Our Customer Development Journey, part 3

Giff Constable Aprizi, startups

peoplelineAprizi is about to enter that crucial phase of open beta, so I wanted to pause and write down the latest installment in our customer development journey (part 1 and 2).  For anyone new to the blog, Aprizi is building a personalization engine for online shopping — a Pandora for e-commerce, if you will. My thesis is that the intersection of two trends, information sharing and information overload, will enable both the creation and the demand for personalization and intelligent filtering services.

Our customer development journey so far has consisted of the following steps over the last few months:

  1. 1-on-1 customer conversations with 2 parts: open-ended questions about shopping behavior, and feedback on tangible product ideas (note: I tried one focus group and disliked format)
  2. an early survey of about 50 consumers
  3. discussions over paper mockups (really helps focus the conversation when it is time for feedback)
  4. follow-up discussions around user experience on our crude alpha website

For our “alpha”, we wanted to discover differences between people’s statements and actions.  Rather than wait for a lot of technical infrastructure, I asked our alpha testers a few questions and played “personal shopper”, i.e. I manually researched 8 recommendations for each person. Testers then browsed the recommendations on a simple website.  Our goal was to test out:

  1. did people give a damn about this kind of service?
  2. what kinds of things did they click on and get excited about?
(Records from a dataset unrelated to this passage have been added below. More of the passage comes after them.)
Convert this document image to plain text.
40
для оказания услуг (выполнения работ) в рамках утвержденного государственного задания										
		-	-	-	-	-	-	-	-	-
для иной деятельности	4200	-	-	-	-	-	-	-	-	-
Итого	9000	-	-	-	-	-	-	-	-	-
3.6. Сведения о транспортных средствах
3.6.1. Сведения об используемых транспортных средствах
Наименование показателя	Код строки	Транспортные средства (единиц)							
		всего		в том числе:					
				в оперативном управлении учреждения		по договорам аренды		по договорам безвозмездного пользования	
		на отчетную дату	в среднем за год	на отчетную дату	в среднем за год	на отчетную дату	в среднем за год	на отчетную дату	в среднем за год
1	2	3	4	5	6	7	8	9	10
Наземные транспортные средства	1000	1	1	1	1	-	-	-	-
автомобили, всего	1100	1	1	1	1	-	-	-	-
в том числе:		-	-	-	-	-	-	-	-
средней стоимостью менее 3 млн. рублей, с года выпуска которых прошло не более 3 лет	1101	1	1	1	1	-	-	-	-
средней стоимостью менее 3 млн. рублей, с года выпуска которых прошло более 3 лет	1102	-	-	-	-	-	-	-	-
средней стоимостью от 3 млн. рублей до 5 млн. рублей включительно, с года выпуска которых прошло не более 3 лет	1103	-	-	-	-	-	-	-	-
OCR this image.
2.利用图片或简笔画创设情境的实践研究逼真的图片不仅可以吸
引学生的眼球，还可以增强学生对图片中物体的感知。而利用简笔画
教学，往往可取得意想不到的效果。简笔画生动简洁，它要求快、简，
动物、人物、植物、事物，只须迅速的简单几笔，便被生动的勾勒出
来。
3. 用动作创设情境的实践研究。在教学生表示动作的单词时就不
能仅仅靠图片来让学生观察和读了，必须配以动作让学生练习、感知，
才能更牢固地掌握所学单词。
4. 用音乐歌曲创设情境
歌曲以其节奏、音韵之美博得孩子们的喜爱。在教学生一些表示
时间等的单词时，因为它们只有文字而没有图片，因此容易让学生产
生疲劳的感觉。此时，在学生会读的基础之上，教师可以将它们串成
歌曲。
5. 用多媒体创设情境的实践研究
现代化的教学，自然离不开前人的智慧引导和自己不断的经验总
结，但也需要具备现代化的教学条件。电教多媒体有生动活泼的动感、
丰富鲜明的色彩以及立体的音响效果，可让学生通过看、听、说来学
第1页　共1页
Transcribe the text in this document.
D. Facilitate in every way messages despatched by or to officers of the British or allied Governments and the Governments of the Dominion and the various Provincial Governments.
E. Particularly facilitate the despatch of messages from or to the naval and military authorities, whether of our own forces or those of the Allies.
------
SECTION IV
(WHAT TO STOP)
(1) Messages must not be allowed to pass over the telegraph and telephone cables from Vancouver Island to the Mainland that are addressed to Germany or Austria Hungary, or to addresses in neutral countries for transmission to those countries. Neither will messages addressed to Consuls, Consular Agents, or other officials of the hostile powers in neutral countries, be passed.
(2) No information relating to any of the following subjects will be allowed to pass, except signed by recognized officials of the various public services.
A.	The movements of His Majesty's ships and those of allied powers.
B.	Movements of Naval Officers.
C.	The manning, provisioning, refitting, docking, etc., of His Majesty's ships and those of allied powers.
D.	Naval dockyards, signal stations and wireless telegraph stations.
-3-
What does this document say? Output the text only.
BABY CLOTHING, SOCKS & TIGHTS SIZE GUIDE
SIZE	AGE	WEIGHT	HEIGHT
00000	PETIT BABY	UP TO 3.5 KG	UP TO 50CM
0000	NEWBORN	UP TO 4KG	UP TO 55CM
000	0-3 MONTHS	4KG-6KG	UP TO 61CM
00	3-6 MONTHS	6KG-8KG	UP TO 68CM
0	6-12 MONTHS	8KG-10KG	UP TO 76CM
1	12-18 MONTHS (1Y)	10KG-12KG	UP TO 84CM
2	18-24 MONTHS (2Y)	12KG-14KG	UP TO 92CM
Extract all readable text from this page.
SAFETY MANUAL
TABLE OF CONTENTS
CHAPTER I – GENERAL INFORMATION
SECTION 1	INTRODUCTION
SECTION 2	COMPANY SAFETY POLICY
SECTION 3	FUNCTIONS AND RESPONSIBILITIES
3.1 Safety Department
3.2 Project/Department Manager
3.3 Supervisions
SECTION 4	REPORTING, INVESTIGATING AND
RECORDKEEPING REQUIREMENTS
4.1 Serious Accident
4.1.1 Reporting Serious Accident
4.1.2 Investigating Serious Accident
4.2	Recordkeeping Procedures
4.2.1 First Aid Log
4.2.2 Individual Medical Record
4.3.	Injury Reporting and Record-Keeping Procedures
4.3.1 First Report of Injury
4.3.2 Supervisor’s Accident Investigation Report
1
We got great feedback and learned some things that did not come up during paper testing that changed our thinking and approach. For example, we had separated deals vs product suggestions, and had even contemplated a focus solely on deals. Post-alpha, not only did we decide to do both, but we decided not to treat them differently at all.

This alpha process was, of course, entirely un-scalable, but one of the best things we did was start testing with manual labor behind the scenes rather than waiting for automation (Max Ventilla, a co-founder of Aardvark, recently wrote a great post about that as well).  After we learned some core take-aways, we ceased alpha testing. My opinion was that we learned what we could even with just a small number of people, and the next real wave of learning would come with beta (which still has manual processes, but will be considerably more scalable).

It is worth noting that I have limited my customer-facing time and focused almost entirely on product for the last few weeks (I do everything but code). If our focus is on learning and validation, and the next big dose of that needs to have the beta in place, then everything else gets second shrift. On that note, every few days Liz and I have been reviewing our coding task list with a scalpel to make sure we’re really stripping out everything but the true necessities.  We *have* put time into cleaning up the UI, but we felt that we needed a decent baseline of quality given that our target audience is not techie.

Open or Closed Beta?

Our forthcoming beta is going to be completely open.  I had originally been thinking about doing a gmail-like beta program, where people could invite others, and then I changed my mind.  None of my initial reasons held up after a sharp poke with a stick.  Here is my thinking:

  1. we’re not celebrity enough that “exclusivity” will be a huge factor
  2. we’re not celebrity enough (nor pursuing any PR at this point) that we really need to worry about scalability breakage
  3. the first version of the app will be crude and bad, but so few people are going to see it, it doesn’t matter from a brand perspective
  4. far more important is validation and learning, which means maximizing conversion rates, which means letting anyone in who we are blessed enough to *get* to our home page!

Does Lean Startup Work?
What have we gained over the last 4 months in getting to this point?  It is too soon to say what our “product market fit” will look like, but I can say than thinking about lean startup ideas has sped us up.  It helped us focus on the most important things, which is *beyond* critical when you are a tiny, bootstrapping team.  When your brain is swirling night and day around customers, market, distribution, partners, monetization, competition, investment, etc. it is great to have the lean-startup framework to come back to and cut through the mental noise.

(btw, I think the “lean startup” framework should be judged on how it enhances speed, prioritization and focus, not the ultimate success or failure of a particular company)

Have we done everything perfectly? No. We could have done some things faster, and we lost time early in the process  validating some technical hurdles rather than ruthlessly focusing our coding effort on customer value proposition. I also think I should have prioritized landing page tests earlier. But we’re here, we’ve learned a lot, and we’re about to learn a ton more, good or bad.